Coach Mike McCarthy sheds some interesting light on how he will make the decision

For the first time this season, one defensive player will be allowed to wear a radio headset on the field, in an effort to level the playing field the offense enjoys with quarterback-to-coach communications and to thwart future Spygates.

The logical player to wear the headset would be middle linebacker Nick Barnett, who stays on the field at all times, regardless of down-and-distance situations.

Packers coach Mike McCarthy was asked about it after Thursday's practice, and he provided some interesting insights on how he'll make his decision.

"It's more the guy and also the position," McCarthy said when asked specifically about Barnett. "The thing about the defensive headset, a number of different factors are involved in who you're going to talk to based on the position, based on the person, as far as the key communicator and things like that. The personnel groupings play a lot into that. But primarily the Mike (middle) linebackers and the safeties are the areas we'll probably lean towards."

If a safety is a possibility, that would be Nick Collins. While Collins' play frequently has been a disappointment — he didn't intercept any passes last season and neither forced nor recovered a fumble — he's the ringleader of the secondary.
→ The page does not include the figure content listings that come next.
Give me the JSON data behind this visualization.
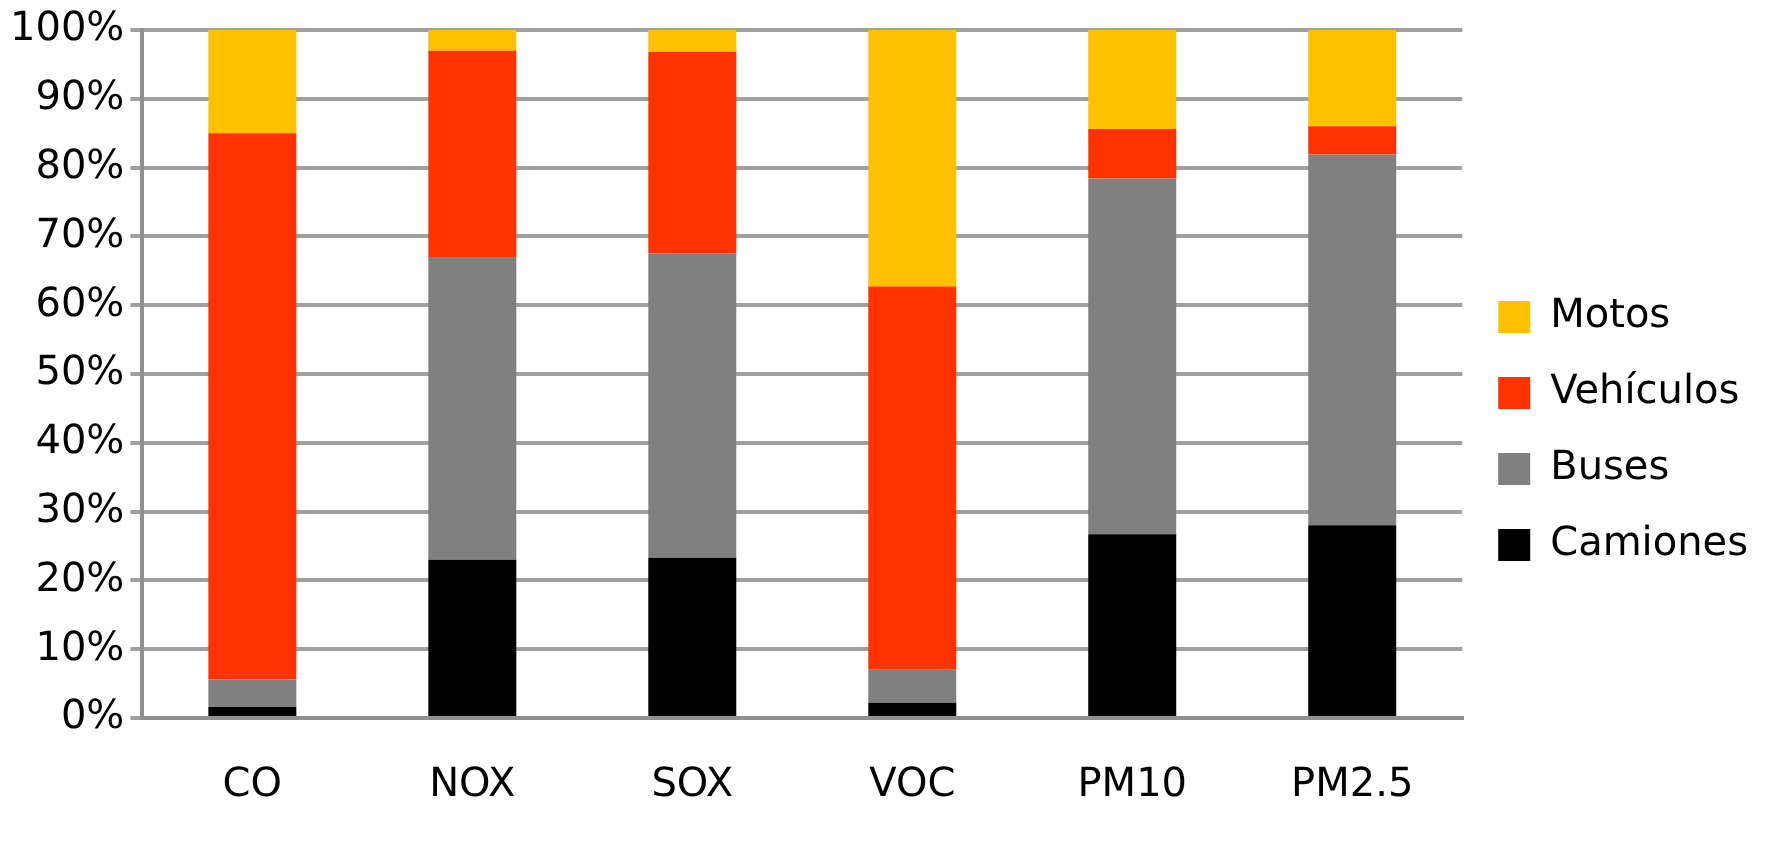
{
  "chart_data": {
    "type": "bar",
    "stacked": true,
    "categories": [
      "CO",
      "NOX",
      "SOX",
      "VOC",
      "PM10",
      "PM2.5"
    ],
    "series": [
      {
        "name": "Camiones",
        "color": "#000000",
        "values": [
          1.6,
          23,
          23.3,
          2.2,
          26.7,
          28
        ]
      },
      {
        "name": "Buses",
        "color": "#808080",
        "values": [
          4,
          44,
          44.2,
          4.8,
          51.7,
          53.9
        ]
      },
      {
        "name": "Vehículos",
        "color": "#ff3300",
        "values": [
          79.4,
          30,
          29.3,
          55.7,
          7.2,
          4.1
        ]
      },
      {
        "name": "Motos",
        "color": "#ffc000",
        "values": [
          15,
          3,
          3.2,
          37.3,
          14.4,
          14
        ]
      }
    ],
    "ylim": [
      0,
      100
    ],
    "yticks": [
      {
        "value": 0,
        "label": "0%"
      },
      {
        "value": 10,
        "label": "10%"
      },
      {
        "value": 20,
        "label": "20%"
      },
      {
        "value": 30,
        "label": "30%"
      },
      {
        "value": 40,
        "label": "40%"
      },
      {
        "value": 50,
        "label": "50%"
      },
      {
        "value": 60,
        "label": "60%"
      },
      {
        "value": 70,
        "label": "70%"
      },
      {
        "value": 80,
        "label": "80%"
      },
      {
        "value": 90,
        "label": "90%"
      },
      {
        "value": 100,
        "label": "100%"
      }
    ],
    "grid": "y",
    "legend": "right"
  }
}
One reason why there were considerably fewer breakdowns in the secondary in 2007 compared to 2006 — even with a revolving door at the nickel corner — was the heady play of Collins.

Asked if Collins and Barnett are the players under consideration, McCarthy said yes, "as we start."

"I just know with my experience going through it with the quarterbacks when it first came in — it's something I talked with (defensive coordinator) Bob (Sanders) about — there were quarterbacks that didn't want anybody in their ear," McCarthy said. "They wanted to play, and that's it. ‘Don't talk to me, don't tell me nothing, get off the phone, and we go to work.'

"But as I've seen it later in my quarterback career, really, Brett (Favre) is probably the first guy, he's like, ‘Talk to me as much as you want. You can talk to me all the way up to the time it goes off at 15 seconds.'

"To me there's a process, because a defensive player has never had anybody in his ear anytime in his career. So, we're actually talking about that and making sure they're comfortable with it, because the communication is different for everybody, for the coaches and the players."